12. Philip Marchand once stated, “Not even the most fervent partisans ofCanadian literature will say that Canadians have done fundamentally new things with the novel form, or changed the way we read in the manner, say, of a Joyce, a Kafka, a Nabokov, or a Garcia Marquez. Marchand is correct as far as *perceptions* go; Canadian writing is not considered formally or stylistically groundbreaking. However, is this in fact the case when one regards our de facto production? What examples can you think of (including your own work) which would suggest otherwise?

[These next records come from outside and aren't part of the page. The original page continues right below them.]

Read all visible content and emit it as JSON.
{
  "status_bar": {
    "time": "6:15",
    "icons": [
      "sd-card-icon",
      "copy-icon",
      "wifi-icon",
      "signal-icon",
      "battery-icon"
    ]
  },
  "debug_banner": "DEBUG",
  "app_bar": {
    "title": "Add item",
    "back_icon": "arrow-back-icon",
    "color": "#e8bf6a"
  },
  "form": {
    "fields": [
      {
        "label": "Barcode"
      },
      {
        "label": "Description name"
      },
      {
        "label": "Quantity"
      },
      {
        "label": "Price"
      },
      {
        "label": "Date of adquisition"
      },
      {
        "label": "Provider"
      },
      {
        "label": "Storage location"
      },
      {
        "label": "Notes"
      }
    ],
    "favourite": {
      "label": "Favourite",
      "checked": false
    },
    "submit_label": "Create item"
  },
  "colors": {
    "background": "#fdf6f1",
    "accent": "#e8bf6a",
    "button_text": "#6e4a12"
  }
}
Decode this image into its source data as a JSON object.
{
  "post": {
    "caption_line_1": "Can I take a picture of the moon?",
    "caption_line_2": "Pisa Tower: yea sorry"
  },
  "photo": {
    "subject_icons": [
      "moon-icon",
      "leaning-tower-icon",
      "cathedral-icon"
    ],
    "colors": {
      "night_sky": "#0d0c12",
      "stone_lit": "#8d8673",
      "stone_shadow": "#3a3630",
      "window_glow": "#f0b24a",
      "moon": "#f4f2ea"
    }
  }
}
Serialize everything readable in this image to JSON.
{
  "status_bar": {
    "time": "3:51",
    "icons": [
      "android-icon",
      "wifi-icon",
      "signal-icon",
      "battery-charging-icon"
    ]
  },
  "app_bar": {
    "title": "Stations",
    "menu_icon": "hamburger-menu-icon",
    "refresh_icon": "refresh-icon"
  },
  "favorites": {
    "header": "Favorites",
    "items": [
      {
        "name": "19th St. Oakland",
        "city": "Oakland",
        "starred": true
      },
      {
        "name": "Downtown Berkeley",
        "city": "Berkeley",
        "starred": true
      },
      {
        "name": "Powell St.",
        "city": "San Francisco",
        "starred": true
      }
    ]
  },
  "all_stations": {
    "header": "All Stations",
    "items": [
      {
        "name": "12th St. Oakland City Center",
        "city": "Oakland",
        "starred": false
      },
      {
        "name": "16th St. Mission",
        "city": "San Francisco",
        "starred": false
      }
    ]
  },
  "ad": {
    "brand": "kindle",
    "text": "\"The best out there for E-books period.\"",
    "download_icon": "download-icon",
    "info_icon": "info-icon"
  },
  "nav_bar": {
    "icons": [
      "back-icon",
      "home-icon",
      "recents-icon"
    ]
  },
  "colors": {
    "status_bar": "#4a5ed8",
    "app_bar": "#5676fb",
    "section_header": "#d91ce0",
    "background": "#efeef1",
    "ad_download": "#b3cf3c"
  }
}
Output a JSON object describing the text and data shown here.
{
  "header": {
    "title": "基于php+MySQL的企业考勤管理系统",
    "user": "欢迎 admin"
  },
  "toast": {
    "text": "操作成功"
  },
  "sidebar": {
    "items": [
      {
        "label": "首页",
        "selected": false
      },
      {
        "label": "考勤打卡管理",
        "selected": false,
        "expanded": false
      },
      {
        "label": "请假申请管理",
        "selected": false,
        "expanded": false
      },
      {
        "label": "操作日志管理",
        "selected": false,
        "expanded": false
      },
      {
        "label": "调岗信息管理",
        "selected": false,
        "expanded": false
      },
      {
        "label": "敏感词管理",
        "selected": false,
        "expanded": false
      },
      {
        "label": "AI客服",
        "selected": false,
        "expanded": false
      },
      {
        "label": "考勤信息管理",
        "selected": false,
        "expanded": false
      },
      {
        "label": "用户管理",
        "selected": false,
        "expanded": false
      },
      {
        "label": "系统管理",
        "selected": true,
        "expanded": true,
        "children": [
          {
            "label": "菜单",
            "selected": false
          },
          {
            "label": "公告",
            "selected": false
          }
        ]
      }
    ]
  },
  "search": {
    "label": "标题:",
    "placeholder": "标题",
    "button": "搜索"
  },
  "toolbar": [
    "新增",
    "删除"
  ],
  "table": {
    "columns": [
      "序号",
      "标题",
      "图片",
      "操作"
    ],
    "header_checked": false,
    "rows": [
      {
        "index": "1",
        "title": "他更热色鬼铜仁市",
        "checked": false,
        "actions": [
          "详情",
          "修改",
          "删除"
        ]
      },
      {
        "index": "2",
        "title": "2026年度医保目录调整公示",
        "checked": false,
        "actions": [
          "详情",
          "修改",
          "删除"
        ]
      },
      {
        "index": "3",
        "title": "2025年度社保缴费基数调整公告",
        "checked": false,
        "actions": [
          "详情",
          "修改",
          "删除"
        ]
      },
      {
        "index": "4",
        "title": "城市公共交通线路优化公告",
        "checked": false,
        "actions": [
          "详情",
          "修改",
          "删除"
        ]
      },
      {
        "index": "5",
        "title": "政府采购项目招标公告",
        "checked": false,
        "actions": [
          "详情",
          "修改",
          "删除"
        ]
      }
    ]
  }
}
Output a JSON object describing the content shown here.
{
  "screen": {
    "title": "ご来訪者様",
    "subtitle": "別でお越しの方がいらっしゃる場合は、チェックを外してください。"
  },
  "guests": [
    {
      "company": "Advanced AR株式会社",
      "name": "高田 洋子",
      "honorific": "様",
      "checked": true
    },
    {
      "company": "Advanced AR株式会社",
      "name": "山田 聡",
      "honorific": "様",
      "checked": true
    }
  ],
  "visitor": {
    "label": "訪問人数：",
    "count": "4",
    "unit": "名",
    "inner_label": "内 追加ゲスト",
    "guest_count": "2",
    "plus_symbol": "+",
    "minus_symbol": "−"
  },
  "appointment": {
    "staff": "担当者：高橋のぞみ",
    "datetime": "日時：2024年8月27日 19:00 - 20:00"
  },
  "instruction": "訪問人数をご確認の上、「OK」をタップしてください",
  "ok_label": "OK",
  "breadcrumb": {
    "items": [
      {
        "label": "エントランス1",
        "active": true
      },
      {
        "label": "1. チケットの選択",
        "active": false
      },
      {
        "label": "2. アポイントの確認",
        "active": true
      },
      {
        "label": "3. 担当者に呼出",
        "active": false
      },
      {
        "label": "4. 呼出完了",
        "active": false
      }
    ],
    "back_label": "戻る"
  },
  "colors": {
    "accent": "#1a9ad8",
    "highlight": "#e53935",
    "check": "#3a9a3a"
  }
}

I’m guessing you never saw Gender Wars: A Novel & Some Conversation about Sex and Gender: 1994, Somerville House. If you want radical with the novel form, that has it, in both content and graphic representation. It may not succeed as prize “fiction”, but it’s as crazy as it gets and travels at 4 times the speed. I also thought that Ondaatje’s “Coming Through Slaughter, George Bowering’s Burning Water, and Barbara Gowdy’s We So Seldom Look on Love were ground-breaking by any International standards. Phil’s beef is with the Jane Urquhart/later Ondaatje universe, along with every nominee/winner of the Giller since it began, of which his description is accurate. What he doesn’t say (even though he knows the truth) is that conventionality is what literary prize culture begets.

12. What are you working on now that you're excited about?

The Epic of Gilgamesh According to Enkidu, where the issue is whether or not I’ll ever know enough to finish it. The truth is that I do know how to finish it, but I'm just not a temple priest, and they’re the ones who wrote all the other versions.